In the mid-19th century, a new written language, Landsmål, based on selected rural Norwegian dialects, was launched as an alternative to Dano-Norwegian, but it did not replace the existing written language. Landsmål, renamed Nynorsk, is currently used by around 12% of the population, mostly in western Norway; it had reached its height in the 1940s. The Norwegian language conflict is an ongoing controversy within Norwegian culture and politics related to these two official versions of the Norwegian language.

The official policy during most of the 20th century was to create a combined version of the two variants (Nynorsk and Bokmål), called Samnorsk. Gradual changes in the spelling and grammatical rules in both forms were introduced several times in order to make these variants more similar. Eventually, the idea of Samnorsk was abandoned. However, the spelling and grammar reforms had a lasting effect on the languages.

==Modern developments==

Bokmål, in contemporary times, is primarily recognized as a written language, and in part refers its pronunciation in media, theatre, and so forth. Distinct spoken varieties of Norwegian closely resemble Bokmål. Notably, a conservative form akin to historical Dano-Norwegian is observed in higher sociolects in Oslo and other Eastern Norwegian cities.
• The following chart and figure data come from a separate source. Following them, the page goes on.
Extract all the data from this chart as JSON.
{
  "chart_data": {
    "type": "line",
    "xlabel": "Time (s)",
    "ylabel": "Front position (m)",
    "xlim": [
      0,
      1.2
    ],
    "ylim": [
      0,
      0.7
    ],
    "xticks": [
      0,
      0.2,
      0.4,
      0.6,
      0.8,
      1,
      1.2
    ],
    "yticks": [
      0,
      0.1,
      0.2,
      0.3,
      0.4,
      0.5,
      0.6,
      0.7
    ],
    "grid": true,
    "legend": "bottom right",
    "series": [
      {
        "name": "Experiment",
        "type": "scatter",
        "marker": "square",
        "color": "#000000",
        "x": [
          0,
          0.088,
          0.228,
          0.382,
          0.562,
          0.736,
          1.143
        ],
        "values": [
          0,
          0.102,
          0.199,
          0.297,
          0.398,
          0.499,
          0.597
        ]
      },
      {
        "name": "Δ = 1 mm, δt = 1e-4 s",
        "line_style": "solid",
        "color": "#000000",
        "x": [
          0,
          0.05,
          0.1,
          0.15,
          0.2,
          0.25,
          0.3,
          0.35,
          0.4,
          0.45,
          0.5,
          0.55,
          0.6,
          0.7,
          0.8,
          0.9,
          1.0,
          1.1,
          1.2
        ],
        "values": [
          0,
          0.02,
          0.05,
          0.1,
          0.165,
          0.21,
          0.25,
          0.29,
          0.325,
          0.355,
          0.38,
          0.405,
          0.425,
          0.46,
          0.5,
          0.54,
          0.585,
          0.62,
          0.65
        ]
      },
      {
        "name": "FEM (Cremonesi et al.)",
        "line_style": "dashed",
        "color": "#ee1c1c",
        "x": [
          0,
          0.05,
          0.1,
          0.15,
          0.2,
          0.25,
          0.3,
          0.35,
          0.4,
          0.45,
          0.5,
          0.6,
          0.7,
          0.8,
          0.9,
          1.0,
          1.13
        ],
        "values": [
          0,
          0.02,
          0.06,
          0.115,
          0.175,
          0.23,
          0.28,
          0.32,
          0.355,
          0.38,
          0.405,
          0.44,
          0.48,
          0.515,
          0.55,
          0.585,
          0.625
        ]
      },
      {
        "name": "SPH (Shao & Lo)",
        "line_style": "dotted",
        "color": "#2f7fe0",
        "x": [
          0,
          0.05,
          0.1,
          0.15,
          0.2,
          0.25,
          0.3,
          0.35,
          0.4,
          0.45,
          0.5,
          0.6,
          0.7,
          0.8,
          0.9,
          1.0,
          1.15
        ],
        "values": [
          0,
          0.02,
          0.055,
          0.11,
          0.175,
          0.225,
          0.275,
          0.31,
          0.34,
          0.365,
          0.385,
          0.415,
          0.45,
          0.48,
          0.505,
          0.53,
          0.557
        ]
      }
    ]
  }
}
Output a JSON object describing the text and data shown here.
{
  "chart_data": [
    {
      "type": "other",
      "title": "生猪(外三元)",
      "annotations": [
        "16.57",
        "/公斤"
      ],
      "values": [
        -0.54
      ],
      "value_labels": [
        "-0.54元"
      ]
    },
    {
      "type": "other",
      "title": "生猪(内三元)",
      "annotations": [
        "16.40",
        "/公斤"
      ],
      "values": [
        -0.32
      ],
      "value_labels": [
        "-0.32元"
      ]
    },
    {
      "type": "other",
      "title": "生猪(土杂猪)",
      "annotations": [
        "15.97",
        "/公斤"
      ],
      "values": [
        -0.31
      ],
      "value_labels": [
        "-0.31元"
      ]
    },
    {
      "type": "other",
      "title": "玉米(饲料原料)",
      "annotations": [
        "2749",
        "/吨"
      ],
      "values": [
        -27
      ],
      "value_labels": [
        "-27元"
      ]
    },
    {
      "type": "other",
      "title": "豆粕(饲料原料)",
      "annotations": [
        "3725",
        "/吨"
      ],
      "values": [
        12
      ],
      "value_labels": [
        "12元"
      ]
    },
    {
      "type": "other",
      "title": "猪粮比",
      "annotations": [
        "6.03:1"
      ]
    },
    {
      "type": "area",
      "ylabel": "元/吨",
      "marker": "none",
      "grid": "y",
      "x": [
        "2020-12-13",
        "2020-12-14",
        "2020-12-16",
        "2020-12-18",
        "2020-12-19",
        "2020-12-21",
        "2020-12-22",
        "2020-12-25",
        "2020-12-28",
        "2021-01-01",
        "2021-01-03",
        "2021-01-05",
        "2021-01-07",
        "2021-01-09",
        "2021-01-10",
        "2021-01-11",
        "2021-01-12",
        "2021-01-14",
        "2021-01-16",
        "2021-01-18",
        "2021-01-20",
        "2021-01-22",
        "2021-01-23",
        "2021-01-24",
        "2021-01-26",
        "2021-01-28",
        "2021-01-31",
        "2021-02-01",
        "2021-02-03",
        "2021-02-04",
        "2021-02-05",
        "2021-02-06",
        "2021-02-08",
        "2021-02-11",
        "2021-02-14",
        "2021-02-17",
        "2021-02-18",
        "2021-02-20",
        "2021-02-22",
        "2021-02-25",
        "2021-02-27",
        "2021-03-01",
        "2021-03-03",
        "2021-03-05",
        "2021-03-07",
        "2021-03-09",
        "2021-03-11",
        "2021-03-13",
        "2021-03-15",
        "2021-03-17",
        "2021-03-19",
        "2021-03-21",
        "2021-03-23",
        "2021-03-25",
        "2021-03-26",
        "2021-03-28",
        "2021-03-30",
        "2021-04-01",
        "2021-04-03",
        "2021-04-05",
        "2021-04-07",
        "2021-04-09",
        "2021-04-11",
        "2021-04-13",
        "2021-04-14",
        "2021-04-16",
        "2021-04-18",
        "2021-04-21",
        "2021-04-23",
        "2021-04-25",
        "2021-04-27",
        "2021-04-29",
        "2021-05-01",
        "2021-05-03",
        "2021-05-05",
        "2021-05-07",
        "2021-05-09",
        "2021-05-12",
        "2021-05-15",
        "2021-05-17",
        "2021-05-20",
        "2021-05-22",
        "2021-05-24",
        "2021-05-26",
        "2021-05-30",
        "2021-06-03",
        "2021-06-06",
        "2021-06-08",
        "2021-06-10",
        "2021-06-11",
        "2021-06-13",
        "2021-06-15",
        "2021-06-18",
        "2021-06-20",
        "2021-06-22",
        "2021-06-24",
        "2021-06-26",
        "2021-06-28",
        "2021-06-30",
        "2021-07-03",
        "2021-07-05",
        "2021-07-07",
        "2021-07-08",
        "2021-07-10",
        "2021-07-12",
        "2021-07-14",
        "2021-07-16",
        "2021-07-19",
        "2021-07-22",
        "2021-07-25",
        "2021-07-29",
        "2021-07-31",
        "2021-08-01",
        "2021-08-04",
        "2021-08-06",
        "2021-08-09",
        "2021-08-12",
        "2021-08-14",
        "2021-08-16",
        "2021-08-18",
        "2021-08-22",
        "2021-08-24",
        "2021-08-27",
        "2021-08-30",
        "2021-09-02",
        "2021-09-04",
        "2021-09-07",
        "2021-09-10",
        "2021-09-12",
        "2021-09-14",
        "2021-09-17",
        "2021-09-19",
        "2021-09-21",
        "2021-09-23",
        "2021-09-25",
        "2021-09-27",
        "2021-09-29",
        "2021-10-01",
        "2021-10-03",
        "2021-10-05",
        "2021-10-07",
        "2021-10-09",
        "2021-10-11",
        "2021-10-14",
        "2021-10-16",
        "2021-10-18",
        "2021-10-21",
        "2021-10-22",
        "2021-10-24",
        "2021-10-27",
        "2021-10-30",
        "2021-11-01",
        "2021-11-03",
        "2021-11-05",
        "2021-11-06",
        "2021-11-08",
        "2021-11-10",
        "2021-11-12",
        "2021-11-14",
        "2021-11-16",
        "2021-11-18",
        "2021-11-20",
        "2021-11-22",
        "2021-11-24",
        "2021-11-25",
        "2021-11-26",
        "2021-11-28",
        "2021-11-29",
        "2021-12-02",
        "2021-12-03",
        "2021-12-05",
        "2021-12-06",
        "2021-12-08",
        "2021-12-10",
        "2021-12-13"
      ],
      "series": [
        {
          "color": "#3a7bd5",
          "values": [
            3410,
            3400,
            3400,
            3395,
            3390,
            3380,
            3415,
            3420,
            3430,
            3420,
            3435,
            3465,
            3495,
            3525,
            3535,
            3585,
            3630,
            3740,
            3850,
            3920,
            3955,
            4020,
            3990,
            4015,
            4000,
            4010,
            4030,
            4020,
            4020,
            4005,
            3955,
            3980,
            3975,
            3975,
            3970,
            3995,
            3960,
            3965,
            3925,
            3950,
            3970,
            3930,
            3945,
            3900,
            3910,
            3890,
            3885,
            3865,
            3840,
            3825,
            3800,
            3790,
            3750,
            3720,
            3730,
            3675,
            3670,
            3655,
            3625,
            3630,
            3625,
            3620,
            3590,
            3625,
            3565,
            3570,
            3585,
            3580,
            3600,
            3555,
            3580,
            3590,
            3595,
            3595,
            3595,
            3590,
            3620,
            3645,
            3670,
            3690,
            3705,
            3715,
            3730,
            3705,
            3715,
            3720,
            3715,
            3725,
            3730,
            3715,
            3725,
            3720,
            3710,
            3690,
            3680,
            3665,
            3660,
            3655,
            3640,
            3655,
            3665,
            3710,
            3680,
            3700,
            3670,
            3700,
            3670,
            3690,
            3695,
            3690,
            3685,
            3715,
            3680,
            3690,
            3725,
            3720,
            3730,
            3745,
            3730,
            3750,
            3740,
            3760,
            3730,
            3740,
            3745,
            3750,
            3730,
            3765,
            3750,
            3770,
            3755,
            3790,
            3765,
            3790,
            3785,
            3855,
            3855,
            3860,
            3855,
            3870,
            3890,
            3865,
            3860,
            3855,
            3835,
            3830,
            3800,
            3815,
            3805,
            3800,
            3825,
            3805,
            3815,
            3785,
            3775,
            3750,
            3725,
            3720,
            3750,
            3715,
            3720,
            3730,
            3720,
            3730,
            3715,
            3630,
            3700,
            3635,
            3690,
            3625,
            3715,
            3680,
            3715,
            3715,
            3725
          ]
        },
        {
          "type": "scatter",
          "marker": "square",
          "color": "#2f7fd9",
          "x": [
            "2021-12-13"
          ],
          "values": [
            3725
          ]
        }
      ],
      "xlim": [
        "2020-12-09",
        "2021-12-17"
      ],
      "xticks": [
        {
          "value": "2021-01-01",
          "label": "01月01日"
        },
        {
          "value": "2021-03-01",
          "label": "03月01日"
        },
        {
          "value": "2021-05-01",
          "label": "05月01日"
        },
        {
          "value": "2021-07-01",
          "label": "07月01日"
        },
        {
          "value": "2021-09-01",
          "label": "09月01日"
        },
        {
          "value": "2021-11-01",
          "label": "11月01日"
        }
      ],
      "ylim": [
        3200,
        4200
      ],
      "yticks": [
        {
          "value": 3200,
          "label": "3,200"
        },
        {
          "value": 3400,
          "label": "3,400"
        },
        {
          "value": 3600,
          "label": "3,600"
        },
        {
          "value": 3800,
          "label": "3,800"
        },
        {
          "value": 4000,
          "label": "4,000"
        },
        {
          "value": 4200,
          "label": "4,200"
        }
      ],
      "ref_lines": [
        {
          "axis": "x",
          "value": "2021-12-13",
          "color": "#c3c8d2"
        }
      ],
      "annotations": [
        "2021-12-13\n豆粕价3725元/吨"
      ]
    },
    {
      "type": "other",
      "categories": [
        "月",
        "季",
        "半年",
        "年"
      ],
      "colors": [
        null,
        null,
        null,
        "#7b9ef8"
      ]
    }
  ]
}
In Eastern Norway, a less socially distinct variant, known as standard østnorsk (Standard East Norwegian), is gaining prominence as the spoken standard. This variant is colloquially termed the Oslo dialect, a misnomer since the original Oslo dialect predates and differs from the Dano-Norwegian koiné. While influenced by standard østnorsk, the traditional Oslo dialect persists alongside the newer standard. Over time, the spoken Dano-Norwegian standard, its successors, and Modern Norwegian dialects have mutually influenced each other, blurring the lines between them.

The application of the term Dano-Norwegian to contemporary Bokmål and its spoken forms is rare. The language's national identity has sparked extensive debate. Users and advocates often reject the implied Danish association, preferring neutral terms like Riksmål (state language) and Bokmål (literary language). This debate intensified with the emergence of Nynorsk in the 19th century, a Norwegian written language rooted in Modern Norwegian dialects and opposing Danish and Dano-Norwegian influences.

Nynorsk supporters have historically argued that Nynorsk is the sole authentic Norwegian language, viewing Riksmål/Bokmål as remnants of the dual monarchy. Consequently, labeling Bokmål as Dano-Norwegian can be seen as stigmatizing. While many Bokmål users find this association offensive, it is prevalent in Nynorsk-centric discussions. Nevertheless, some sources, like the Encyclopaedia Britannica, acknowledge Bokmål as an extension of Dano-Norwegian: "In its current form Dano-Norwegian is the predominant language of Norway’s population of more than 4.6 million."